Site offers opportunities to do an unconventional project with the new digital tools on board: it inherits a unique hydrology of Kuybyshev Reservoir, the largest in Europe and vast obsolete infrastructure. My objective is to propose a resilient and sustainable waterscape, able to overcome predicted stress conditions through improved water management, integrating with regional healthcare complex. However, there is always limited funding for the research stage, which is essential in such ambitious intention.

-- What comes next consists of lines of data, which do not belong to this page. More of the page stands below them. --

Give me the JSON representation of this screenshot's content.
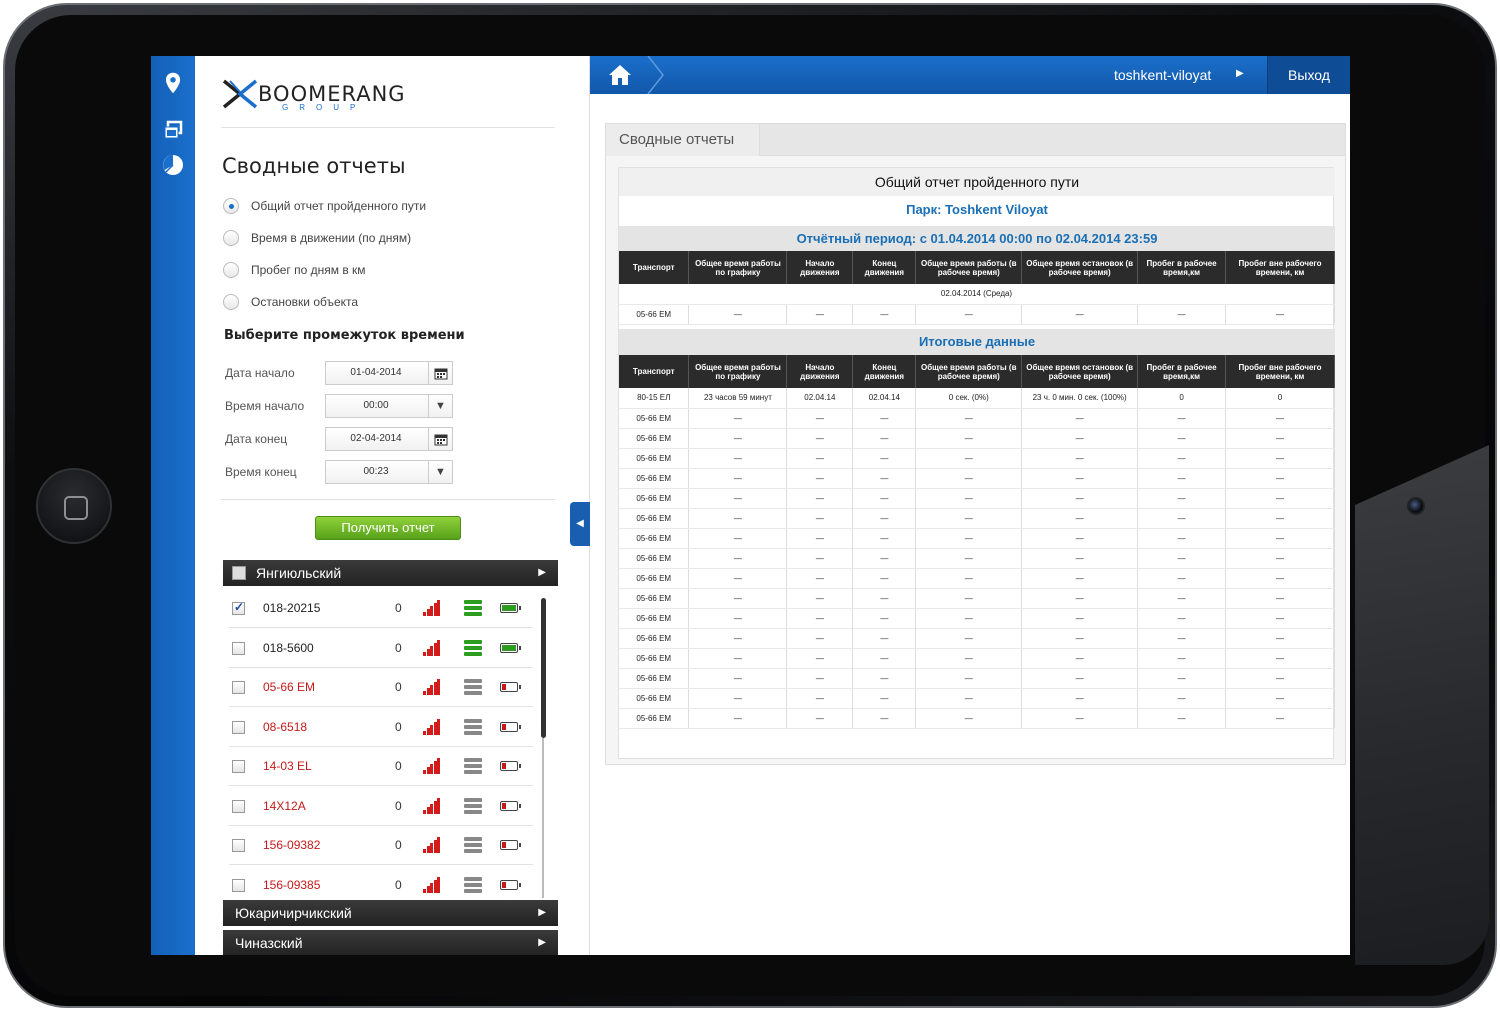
{
  "brand": {
    "name": "BOOMERANG",
    "sub": "GROUP"
  },
  "sidebar_icons": [
    "map-pin-icon",
    "windows-icon",
    "pie-chart-icon"
  ],
  "left_panel": {
    "title": "Сводные отчеты",
    "report_types": [
      {
        "label": "Общий отчет пройденного пути",
        "selected": true
      },
      {
        "label": "Время в движении (по дням)",
        "selected": false
      },
      {
        "label": "Пробег по дням в км",
        "selected": false
      },
      {
        "label": "Остановки объекта",
        "selected": false
      }
    ],
    "period_title": "Выберите промежуток времени",
    "fields": {
      "start_date_label": "Дата начало",
      "start_date": "01-04-2014",
      "start_time_label": "Время начало",
      "start_time": "00:00",
      "end_date_label": "Дата конец",
      "end_date": "02-04-2014",
      "end_time_label": "Время конец",
      "end_time": "00:23"
    },
    "get_report": "Получить отчет",
    "groups": [
      {
        "name": "Янгиюльский",
        "expanded": true
      },
      {
        "name": "Юкаричирчикский",
        "expanded": false
      },
      {
        "name": "Чиназский",
        "expanded": false
      }
    ],
    "vehicles": [
      {
        "name": "018-20215",
        "count": "0",
        "checked": true,
        "status": "online"
      },
      {
        "name": "018-5600",
        "count": "0",
        "checked": false,
        "status": "online"
      },
      {
        "name": "05-66 EM",
        "count": "0",
        "checked": false,
        "status": "offline"
      },
      {
        "name": "08-6518",
        "count": "0",
        "checked": false,
        "status": "offline"
      },
      {
        "name": "14-03 EL",
        "count": "0",
        "checked": false,
        "status": "offline"
      },
      {
        "name": "14X12A",
        "count": "0",
        "checked": false,
        "status": "offline"
      },
      {
        "name": "156-09382",
        "count": "0",
        "checked": false,
        "status": "offline"
      },
      {
        "name": "156-09385",
        "count": "0",
        "checked": false,
        "status": "offline"
      }
    ],
    "colors": {
      "online": "#2e9c1f",
      "offline": "#888888",
      "alert": "#c41a1a"
    }
  },
  "topbar": {
    "user": "toshkent-viloyat",
    "exit": "Выход"
  },
  "report": {
    "tab": "Сводные отчеты",
    "title": "Общий отчет пройденного пути",
    "park": "Парк: Toshkent Viloyat",
    "period": "Отчётный период:  с 01.04.2014 00:00 по 02.04.2014 23:59",
    "columns": [
      "Транспорт",
      "Общее время работы по графику",
      "Начало движения",
      "Конец движения",
      "Общее время работы (в рабочее время)",
      "Общее время остановок (в рабочее время)",
      "Пробег в рабочее время,км",
      "Пробег вне рабочего времени, км"
    ],
    "day_label": "02.04.2014 (Среда)",
    "day_rows": [
      [
        "05-66 EM",
        "—",
        "—",
        "—",
        "—",
        "—",
        "—",
        "—"
      ]
    ],
    "summary_title": "Итоговые данные",
    "summary_rows": [
      [
        "80-15 ЕЛ",
        "23 часов 59 минут",
        "02.04.14",
        "02.04.14",
        "0 сек. (0%)",
        "23 ч. 0 мин. 0 сек. (100%)",
        "0",
        "0"
      ],
      [
        "05-66 EM",
        "—",
        "—",
        "—",
        "—",
        "—",
        "—",
        "—"
      ],
      [
        "05-66 EM",
        "—",
        "—",
        "—",
        "—",
        "—",
        "—",
        "—"
      ],
      [
        "05-66 EM",
        "—",
        "—",
        "—",
        "—",
        "—",
        "—",
        "—"
      ],
      [
        "05-66 EM",
        "—",
        "—",
        "—",
        "—",
        "—",
        "—",
        "—"
      ],
      [
        "05-66 EM",
        "—",
        "—",
        "—",
        "—",
        "—",
        "—",
        "—"
      ],
      [
        "05-66 EM",
        "—",
        "—",
        "—",
        "—",
        "—",
        "—",
        "—"
      ],
      [
        "05-66 EM",
        "—",
        "—",
        "—",
        "—",
        "—",
        "—",
        "—"
      ],
      [
        "05-66 EM",
        "—",
        "—",
        "—",
        "—",
        "—",
        "—",
        "—"
      ],
      [
        "05-66 EM",
        "—",
        "—",
        "—",
        "—",
        "—",
        "—",
        "—"
      ],
      [
        "05-66 EM",
        "—",
        "—",
        "—",
        "—",
        "—",
        "—",
        "—"
      ],
      [
        "05-66 EM",
        "—",
        "—",
        "—",
        "—",
        "—",
        "—",
        "—"
      ],
      [
        "05-66 EM",
        "—",
        "—",
        "—",
        "—",
        "—",
        "—",
        "—"
      ],
      [
        "05-66 EM",
        "—",
        "—",
        "—",
        "—",
        "—",
        "—",
        "—"
      ],
      [
        "05-66 EM",
        "—",
        "—",
        "—",
        "—",
        "—",
        "—",
        "—"
      ],
      [
        "05-66 EM",
        "—",
        "—",
        "—",
        "—",
        "—",
        "—",
        "—"
      ],
      [
        "05-66 EM",
        "—",
        "—",
        "—",
        "—",
        "—",
        "—",
        "—"
      ]
    ]
  }
}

In my vision, production should go beyond just built environment: not materialize an object as such, but materialize its performance. Architecture may remain “liquid”: rainbows, fog, frost, gravity, shadows and data will be my primary materials. Water in architecture will be explored in its full cycle as a force for form-making (plasticity and weathering), energy generation (streams and waves), transportation (hydraulic and floating dynamics), biological performance (growth, sanitation, healing), as well as leakage, material degradation and decay.